The Politburo statement, reported by the state-run China Central Television, didn't refer to a ``tight'' monetary policy, a term used in government statements.

The government ``will strengthen and improve fiscal and financial controls'' and efforts to contain inflation will be ``prominent,'' CCTV reported.

Weakening export demand because of the U.S. housing slump and an international credit squeeze has stoked concern that growth may slump, costing jobs and leading to bad loans and sinking profits. Government options to stimulate the economy and protect exporters include loosening bank lending quotas and restraining gains by the yuan.

China wants to maintain ``steady and relatively fast'' economic growth, the Politburo said after a meeting chaired by President Hu Jintao, CCTV reported. That goal has been made more difficult because of challenges including global uncertainties and instabilities, it said.

China's economy grew 10.1 percent in the second quarter, the slowest pace since 2005.

The ``continuity and stability'' of economic policies should be maintained and their flexibility increased, the Politburo said.

Fastest Pace Since 1996

Consumer prices have climbed this year at the fastest pace since 1996. Inflation eased to 7.1 percent in June from 7.7 percent in May as food-price gains slowed. The pace compares with the central bank's 4.8 percent target for the year.
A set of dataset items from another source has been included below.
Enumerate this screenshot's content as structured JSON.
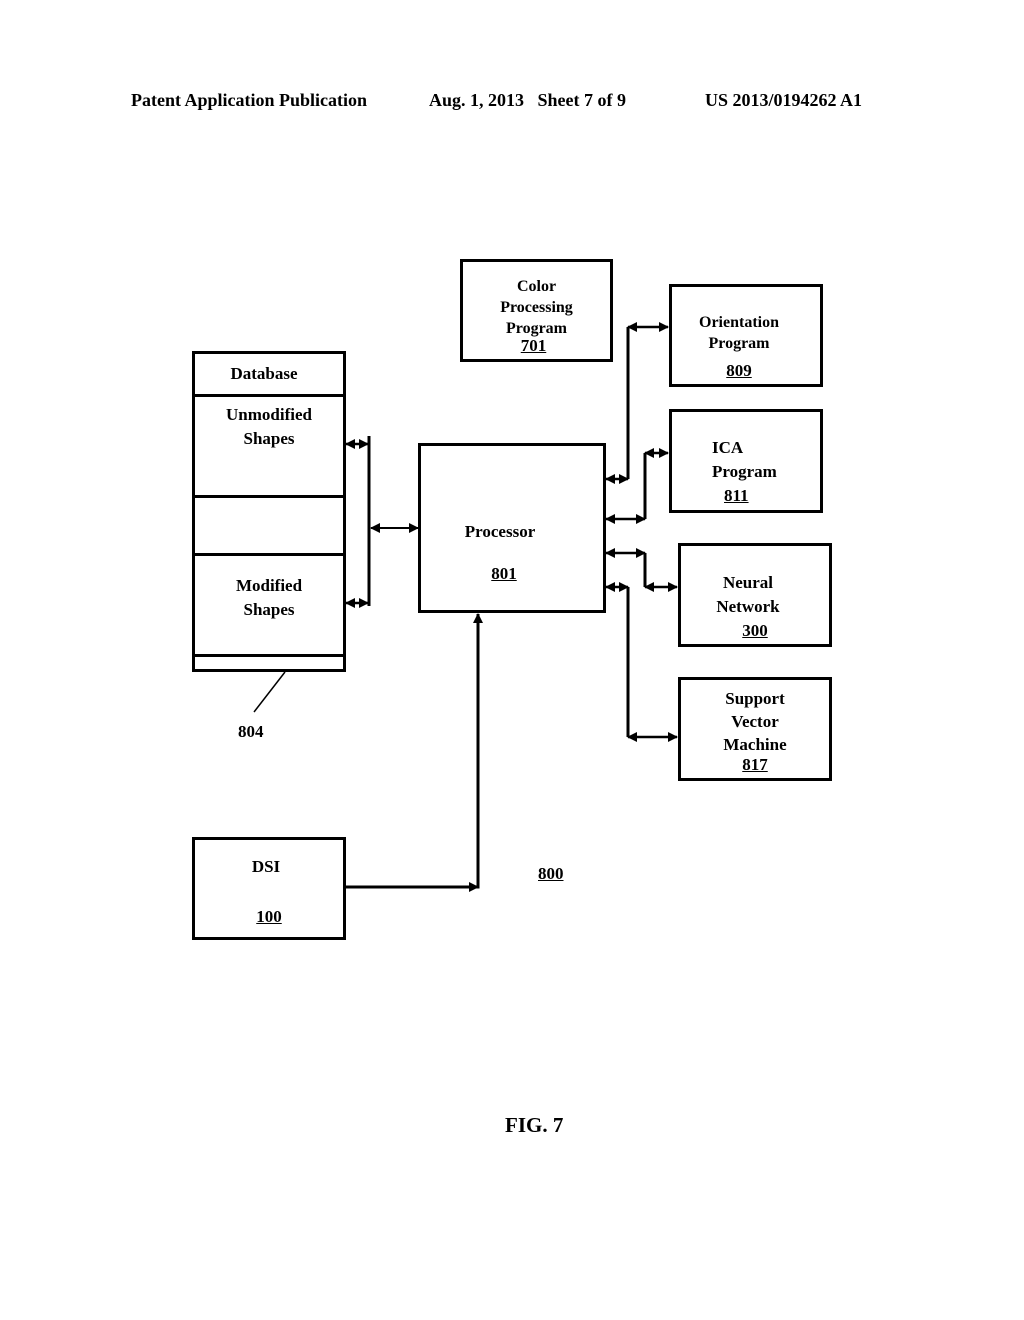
{
  "header": {
    "left": "Patent Application Publication",
    "date_sheet": "Aug. 1, 2013   Sheet 7 of 9",
    "number": "US 2013/0194262 A1"
  },
  "diagram": {
    "system_ref": "800",
    "figure_label": "FIG. 7",
    "database": {
      "title": "Database",
      "sections": [
        {
          "label_line1": "Unmodified",
          "label_line2": "Shapes"
        },
        {
          "label_line1": "",
          "label_line2": ""
        },
        {
          "label_line1": "Modified",
          "label_line2": "Shapes"
        }
      ],
      "ref": "804"
    },
    "processor": {
      "label": "Processor",
      "ref": "801"
    },
    "color_processing": {
      "line1": "Color",
      "line2": "Processing",
      "line3": "Program",
      "ref": "701"
    },
    "orientation": {
      "line1": "Orientation",
      "line2": "Program",
      "ref": "809"
    },
    "ica": {
      "line1": "ICA",
      "line2": "Program",
      "ref": "811"
    },
    "neural_network": {
      "line1": "Neural",
      "line2": "Network",
      "ref": "300"
    },
    "svm": {
      "line1": "Support",
      "line2": "Vector",
      "line3": "Machine",
      "ref": "817"
    },
    "dsi": {
      "label": "DSI",
      "ref": "100"
    }
  }
}
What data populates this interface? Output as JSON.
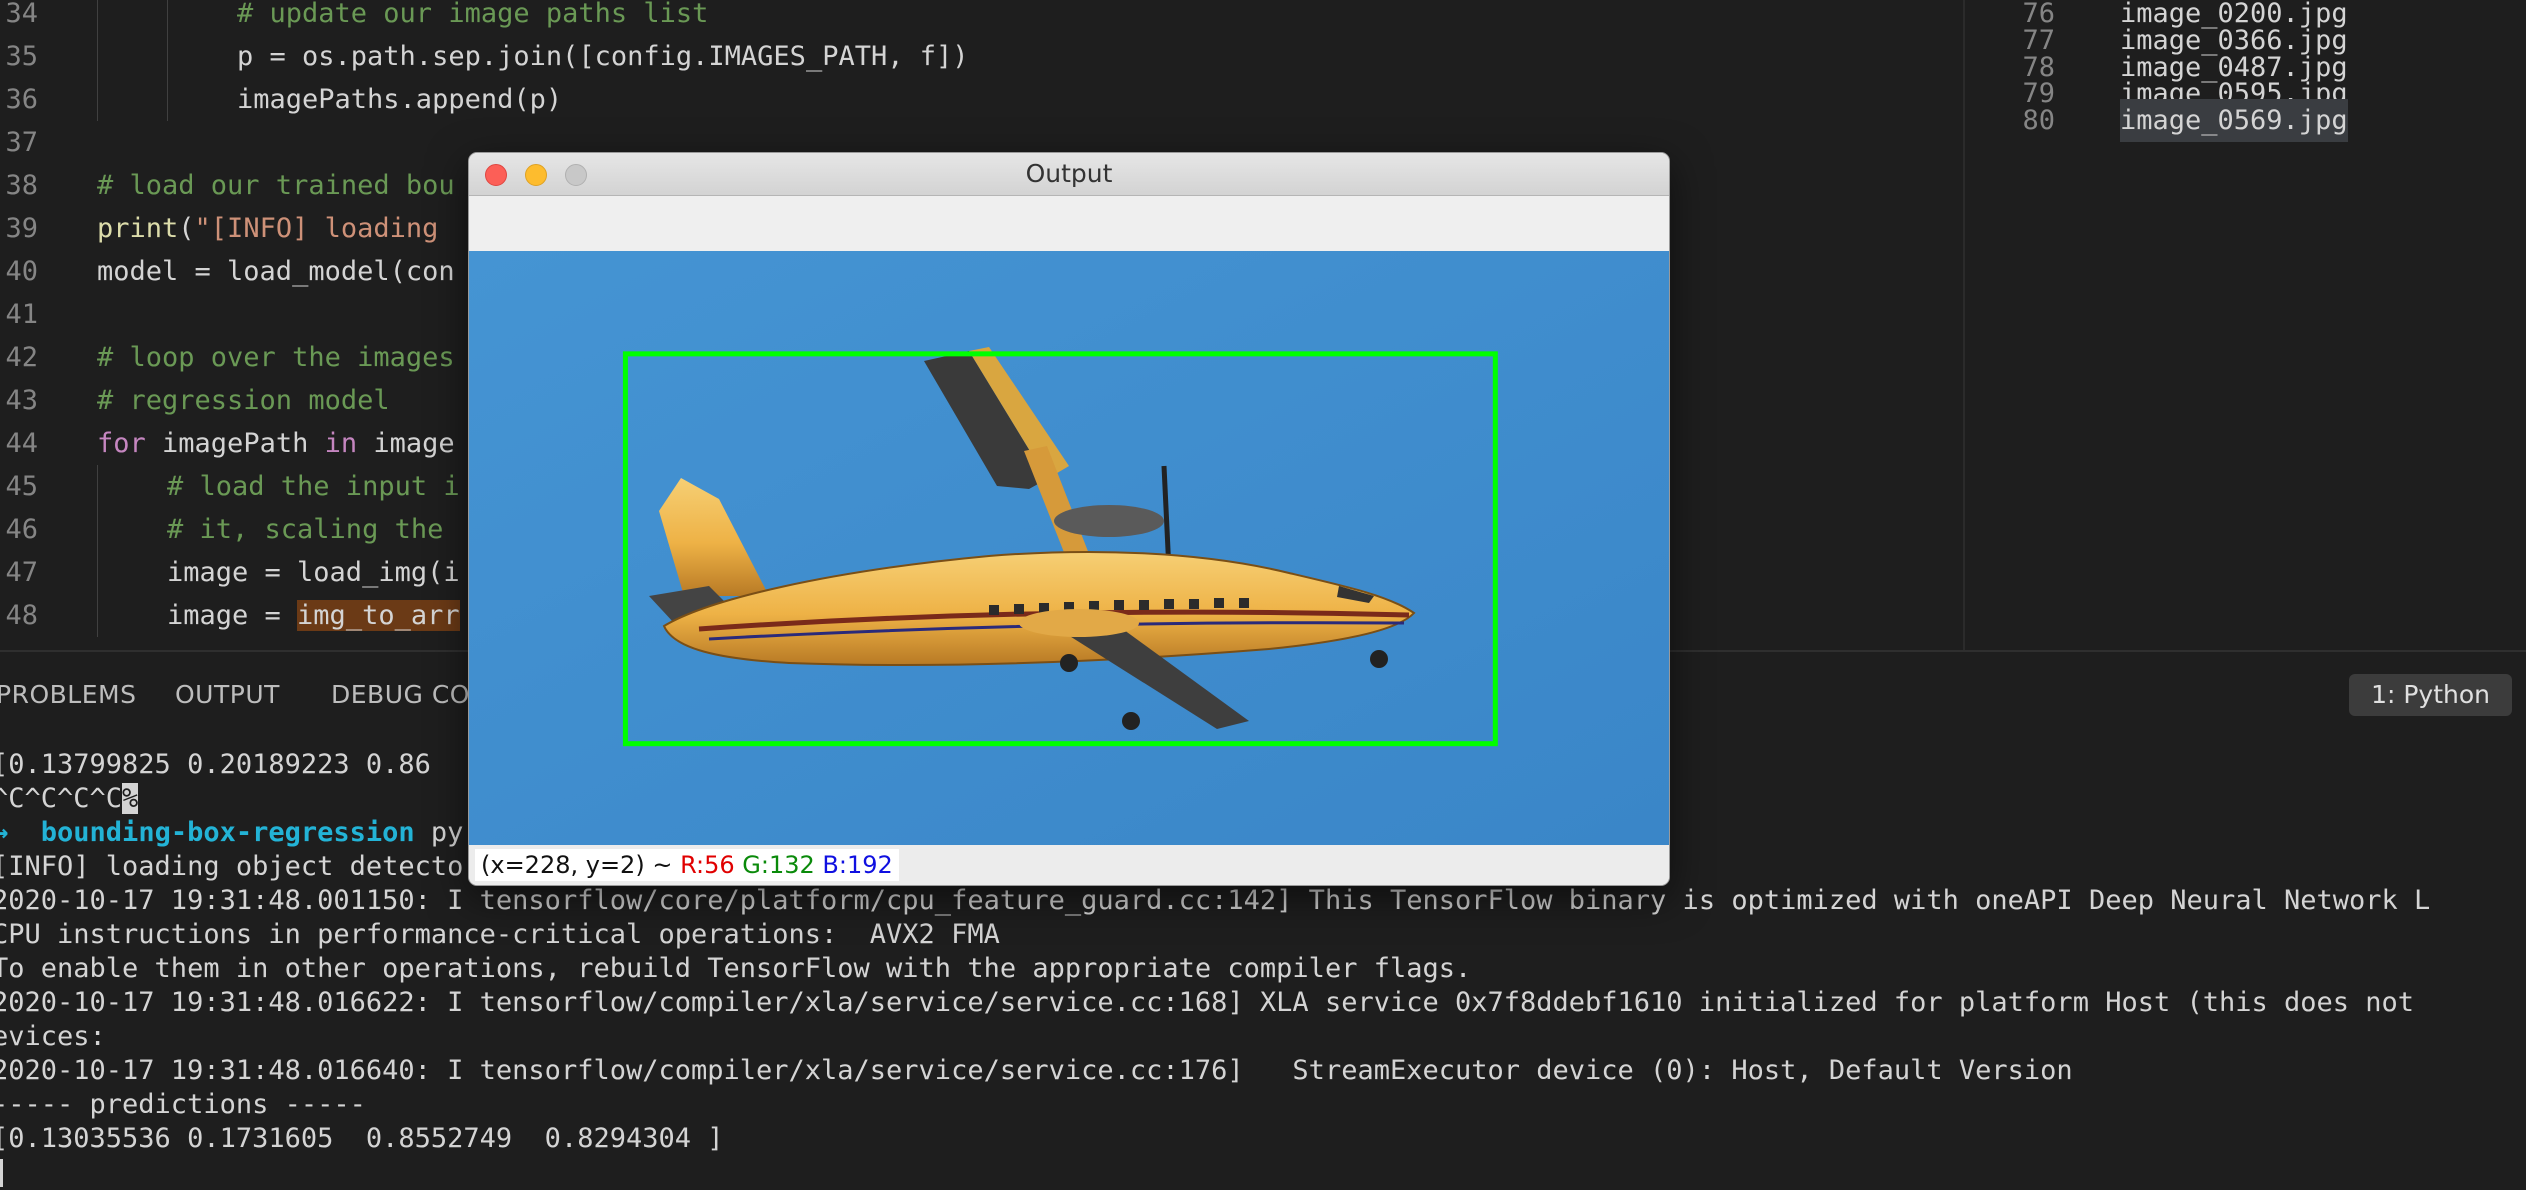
{
  "editor": {
    "lines": [
      {
        "num": "34",
        "indent": 2,
        "tokens": [
          {
            "t": "# update our image paths list",
            "c": "com"
          }
        ]
      },
      {
        "num": "35",
        "indent": 2,
        "tokens": [
          {
            "t": "p = os.path.sep.join([config.IMAGES_PATH, f])",
            "c": ""
          }
        ]
      },
      {
        "num": "36",
        "indent": 2,
        "tokens": [
          {
            "t": "imagePaths.append(p)",
            "c": ""
          }
        ]
      },
      {
        "num": "37",
        "indent": 0,
        "tokens": []
      },
      {
        "num": "38",
        "indent": 0,
        "tokens": [
          {
            "t": "# load our trained bou",
            "c": "com"
          }
        ]
      },
      {
        "num": "39",
        "indent": 0,
        "tokens": [
          {
            "t": "print",
            "c": "fn"
          },
          {
            "t": "(",
            "c": ""
          },
          {
            "t": "\"[INFO] loading",
            "c": "str"
          }
        ]
      },
      {
        "num": "40",
        "indent": 0,
        "tokens": [
          {
            "t": "model = load_model(con",
            "c": ""
          }
        ]
      },
      {
        "num": "41",
        "indent": 0,
        "tokens": []
      },
      {
        "num": "42",
        "indent": 0,
        "tokens": [
          {
            "t": "# loop over the images",
            "c": "com"
          }
        ]
      },
      {
        "num": "43",
        "indent": 0,
        "tokens": [
          {
            "t": "# regression model",
            "c": "com"
          }
        ]
      },
      {
        "num": "44",
        "indent": 0,
        "tokens": [
          {
            "t": "for",
            "c": "kw"
          },
          {
            "t": " imagePath ",
            "c": ""
          },
          {
            "t": "in",
            "c": "kw"
          },
          {
            "t": " image",
            "c": ""
          }
        ]
      },
      {
        "num": "45",
        "indent": 1,
        "tokens": [
          {
            "t": "# load the input i",
            "c": "com"
          }
        ]
      },
      {
        "num": "46",
        "indent": 1,
        "tokens": [
          {
            "t": "# it, scaling the",
            "c": "com"
          }
        ]
      },
      {
        "num": "47",
        "indent": 1,
        "tokens": [
          {
            "t": "image = load_img(i",
            "c": ""
          }
        ]
      },
      {
        "num": "48",
        "indent": 1,
        "tokens": [
          {
            "t": "image = ",
            "c": ""
          },
          {
            "t": "img_to_arr",
            "c": "hl"
          }
        ]
      }
    ]
  },
  "file_panel": {
    "lines": [
      {
        "num": "76",
        "text": "image_0200.jpg"
      },
      {
        "num": "77",
        "text": "image_0366.jpg"
      },
      {
        "num": "78",
        "text": "image_0487.jpg"
      },
      {
        "num": "79",
        "text": "image_0595.jpg"
      },
      {
        "num": "80",
        "text": "image_0569.jpg",
        "selected": true
      }
    ]
  },
  "panel": {
    "tabs": [
      "PROBLEMS",
      "OUTPUT",
      "DEBUG CO"
    ],
    "terminal_select": "1: Python"
  },
  "terminal": {
    "line1": "[0.13799825 0.20189223 0.86",
    "line2": "^C^C^C^C",
    "prompt_arrow": "→",
    "prompt_dir": "bounding-box-regression",
    "prompt_cmd": " py",
    "line4": "[INFO] loading object detecto",
    "line5": "2020-10-17 19:31:48.001150: I tensorflow/core/platform/cpu_feature_guard.cc:142] This TensorFlow binary is optimized with oneAPI Deep Neural Network L",
    "line6": "CPU instructions in performance-critical operations:  AVX2 FMA",
    "line7": "To enable them in other operations, rebuild TensorFlow with the appropriate compiler flags.",
    "line8": "2020-10-17 19:31:48.016622: I tensorflow/compiler/xla/service/service.cc:168] XLA service 0x7f8ddebf1610 initialized for platform Host (this does not",
    "line9": "evices:",
    "line10": "2020-10-17 19:31:48.016640: I tensorflow/compiler/xla/service/service.cc:176]   StreamExecutor device (0): Host, Default Version",
    "line11": "----- predictions -----",
    "line12": "[0.13035536 0.1731605  0.8552749  0.8294304 ]"
  },
  "output_window": {
    "title": "Output",
    "status": {
      "coords": "(x=228, y=2) ~ ",
      "r": "R:56",
      "g": "G:132",
      "b": "B:192"
    },
    "prediction_box": [
      0.13035536,
      0.1731605,
      0.8552749,
      0.8294304
    ],
    "colors": {
      "sky": "#3f8ecf",
      "box": "#00ff00",
      "fuselage": "#f2b84a"
    }
  }
}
``Inflation remains the economy's greatest risk,'' Ben Simpfendorfer, an economist with Royal Bank of Scotland Plc in Hong Kong, said in a report this month. ``Tightening supply of labor and raw materials will ensure that inflation pressures persist and consumer-price inflation is expected to start rising again in late 2009.''

The People's Bank of China has kept benchmark interest rates unchanged in 2008 on concern that higher rates may attract more capital to a financial system already flooded with cash. The key one-year lending rate is 7.47 percent and the deposit rate is 4.14 percent after six increases last year. Both rates are at decade highs.